Waste had been diverted from China to Vietnam, Thailand and Malaysia; once those countries imposed restrictions, it spilled over into Indonesia and India.
Von Hernandez, global co-ordinator of campaign group Break Free from Plastic, said: “Plastic waste from industrialised countries is literally engulfing communities in south-east Asia, transforming what were once clean and thriving places into toxic dumpsites.
“It is the height of injustice that countries and communities with less capacity and resources to deal with plastic pollution are being targeted as escape valves for the throwaway plastic generated by industrialised countries.”
Investigations in Indonesia, Malaysia and Thailand found illegal recycling operations and crime syndicates, open burning, water contamination, crop death and a rise of illness tied to environmental pollution that has led citizens to protest and governments to rush in restrictions to protect their borders, many following China’s lead with import bans.
It said waste exports then found their way to any country without adequate means to regulate it, giving the examples of North Sumengko in Indonesia, which Greenpeace said had “turned into an international dumping ground almost overnight”, with waste piled two metres high.
Kate Lin, a senior campaigner with Greenpeace East Asia, said: “Once one country regulates plastic waste imports, it floods into the next unregulated destination.

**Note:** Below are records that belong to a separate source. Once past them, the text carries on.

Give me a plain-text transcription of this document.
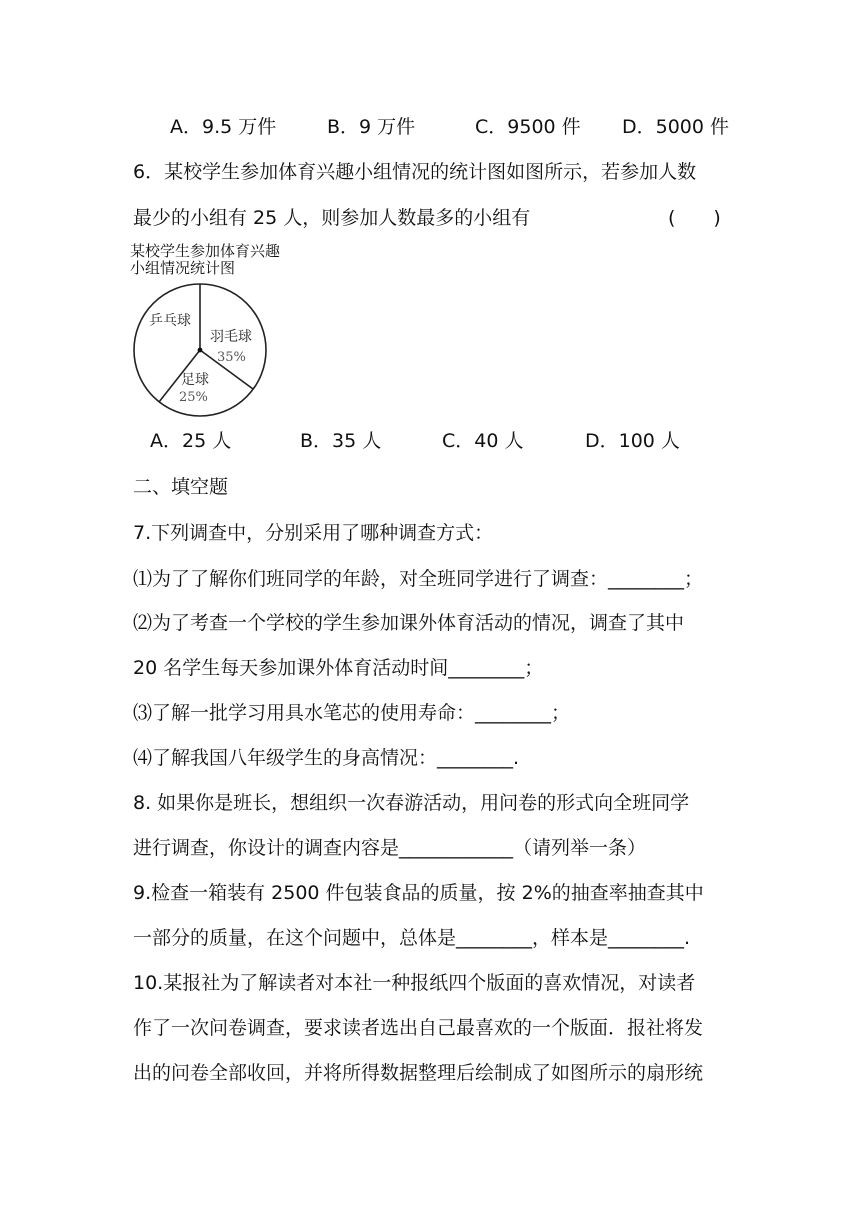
A．9.5 万件	B．9 万件	C．9500 件 D．5000 件
6．某校学生参加体育兴趣小组情况的统计图如图所示，若参加人数
最少的小组有 25 人，则参加人数最多的小组有	(　　)
某校学生参加体育兴趣
小组情况统计图
乒乓球
羽毛球
35%
足球
25%
A．25 人	B．35 人	C．40 人	D．100 人
二、填空题
7.下列调查中，分别采用了哪种调查方式：
⑴为了了解你们班同学的年龄，对全班同学进行了调查：________；
⑵为了考查一个学校的学生参加课外体育活动的情况，调查了其中
20 名学生每天参加课外体育活动时间________；
⑶了解一批学习用具水笔芯的使用寿命：________；
⑷了解我国八年级学生的身高情况：________.
8. 如果你是班长，想组织一次春游活动，用问卷的形式向全班同学
进行调查，你设计的调查内容是____________（请列举一条）
9.检查一箱装有 2500 件包装食品的质量，按 2%的抽查率抽查其中
一部分的质量，在这个问题中，总体是________，样本是________.
10.某报社为了解读者对本社一种报纸四个版面的喜欢情况，对读者
作了一次问卷调查，要求读者选出自己最喜欢的一个版面．报社将发
出的问卷全部收回，并将所得数据整理后绘制成了如图所示的扇形统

“When that country regulates, the exports move to the next one. It’s a predatory system, but it is also increasingly inefficient. Each new iteration shows more and more plastic going off-grid, where we can’t see what’s done with it – and that is unacceptable.”

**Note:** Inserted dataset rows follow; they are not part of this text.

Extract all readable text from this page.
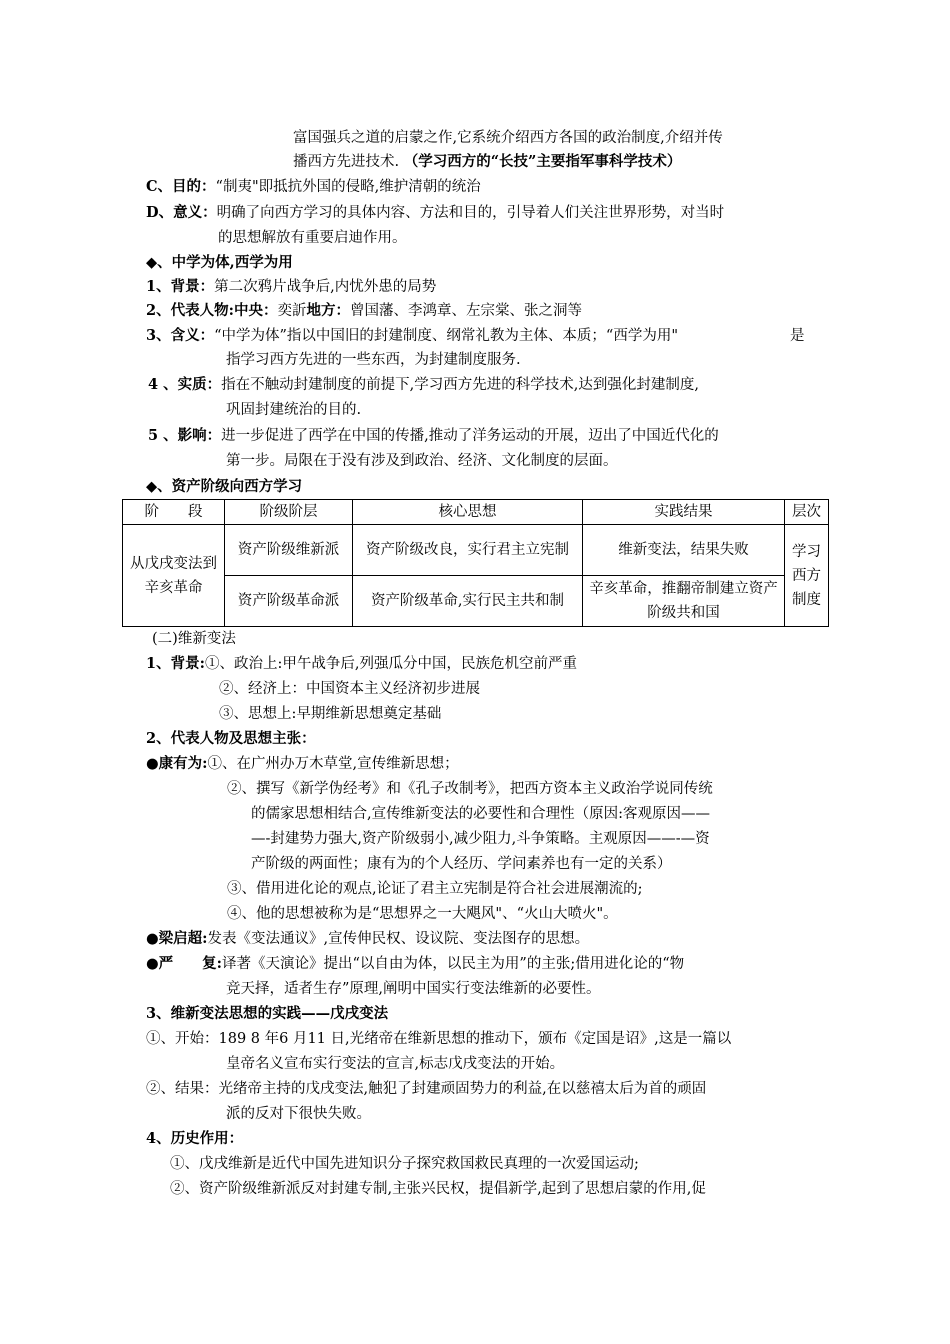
富国强兵之道的启蒙之作,它系统介绍西方各国的政治制度,介绍并传
播西方先进技术. （学习西方的“长技”主要指军事科学技术）
C、目的：“制夷"即抵抗外国的侵略,维护清朝的统治
D、意义：明确了向西方学习的具体内容、方法和目的，引导着人们关注世界形势，对当时
的思想解放有重要启迪作用。
◆、中学为体,西学为用
1、背景：第二次鸦片战争后,内忧外患的局势
2、代表人物:中央：奕訢地方：曾国藩、李鸿章、左宗棠、张之洞等
3、含义：“中学为体”指以中国旧的封建制度、纲常礼教为主体、本质；“西学为用"	是
指学习西方先进的一些东西，为封建制度服务.
4 、实质：指在不触动封建制度的前提下,学习西方先进的科学技术,达到强化封建制度,
巩固封建统治的目的.
5 、影响：进一步促进了西学在中国的传播,推动了洋务运动的开展，迈出了中国近代化的
第一步。局限在于没有涉及到政治、经济、文化制度的层面。
◆、资产阶级向西方学习
阶　　段	阶级阶层	核心思想	实践结果	层次
从戊戌变法到辛亥革命	资产阶级维新派	资产阶级改良，实行君主立宪制	维新变法，结果失败	学习西方制度
	资产阶级革命派	资产阶级革命,实行民主共和制	辛亥革命，推翻帝制建立资产阶级共和国	
(二)维新变法
1、背景:①、政治上:甲午战争后,列强瓜分中国，民族危机空前严重
②、经济上：中国资本主义经济初步进展
③、思想上:早期维新思想奠定基础
2、代表人物及思想主张：
●康有为:①、在广州办万木草堂,宣传维新思想；
②、撰写《新学伪经考》和《孔子改制考》，把西方资本主义政治学说同传统
的儒家思想相结合,宣传维新变法的必要性和合理性（原因:客观原因——
—-封建势力强大,资产阶级弱小,减少阻力,斗争策略。主观原因——-—资
产阶级的两面性；康有为的个人经历、学问素养也有一定的关系）
③、借用进化论的观点,论证了君主立宪制是符合社会进展潮流的;
④、他的思想被称为是“思想界之一大飓风"、“火山大喷火"。
●梁启超:发表《变法通议》,宣传伸民权、设议院、变法图存的思想。
●严　　复:译著《天演论》提出“以自由为体，以民主为用”的主张;借用进化论的“物
竞天择，适者生存”原理,阐明中国实行变法维新的必要性。
3、维新变法思想的实践——戊戌变法
①、开始：189 8 年6 月11 日,光绪帝在维新思想的推动下，颁布《定国是诏》,这是一篇以
皇帝名义宣布实行变法的宣言,标志戊戌变法的开始。
②、结果：光绪帝主持的戊戌变法,触犯了封建顽固势力的利益,在以慈禧太后为首的顽固
派的反对下很快失败。
4、历史作用：
①、戊戌维新是近代中国先进知识分子探究救国救民真理的一次爱国运动;
②、资产阶级维新派反对封建专制,主张兴民权，提倡新学,起到了思想启蒙的作用,促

Campaigners said exporting countries should deal with their plastic pollution problem at home instead of passing the burden to Asia.
Lin said that despite western consumers making well-meaning attempts to recycle plastics, these could not keep pace with plastic production, “as only 9% of the plastics ever produced are recycled”.

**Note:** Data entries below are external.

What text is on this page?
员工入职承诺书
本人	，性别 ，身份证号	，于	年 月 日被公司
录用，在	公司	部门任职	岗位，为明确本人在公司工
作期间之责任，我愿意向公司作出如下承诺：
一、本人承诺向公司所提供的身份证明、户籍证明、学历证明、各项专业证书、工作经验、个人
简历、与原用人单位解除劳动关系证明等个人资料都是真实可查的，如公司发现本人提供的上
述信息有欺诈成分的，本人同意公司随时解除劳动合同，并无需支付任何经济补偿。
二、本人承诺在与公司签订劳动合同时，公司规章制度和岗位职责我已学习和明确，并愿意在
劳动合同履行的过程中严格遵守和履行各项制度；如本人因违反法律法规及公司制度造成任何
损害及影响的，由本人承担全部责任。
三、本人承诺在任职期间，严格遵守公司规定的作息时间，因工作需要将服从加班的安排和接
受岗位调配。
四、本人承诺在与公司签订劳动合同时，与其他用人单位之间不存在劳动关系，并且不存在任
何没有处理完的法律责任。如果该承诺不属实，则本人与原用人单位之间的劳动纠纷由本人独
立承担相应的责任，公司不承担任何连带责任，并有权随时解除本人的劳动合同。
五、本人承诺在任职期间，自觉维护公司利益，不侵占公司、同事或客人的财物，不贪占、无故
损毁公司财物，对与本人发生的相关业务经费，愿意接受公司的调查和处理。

She said heavy plastics users such as consumer goods companies and supermarkets should reduce single-use plastics packaging and move towards refill and reuse systems.
Zero Waste Europe said plastic waste exports dropped almost 50%, from 12.5m tons in 2016 to 5.8m tons in 2018 but because plastic manufacturing is projected to rise, this drop in exports in part meant ‘recyclable’ plastics would continue to stockpile or head for improper disposal at home.
Commenting on the Greenpeace findings, Zero Waste Europe policy officer Pierre Condamine said: “Europe needs to end double standards for plastic recycling. It is time that European Member States stop exporting low-quality plastics to countries which lack the infrastructure to safely handle this waste.
“We cannot claim to be global leaders in the circular economy if we are off-loading our consumption problem to other parts of the world”.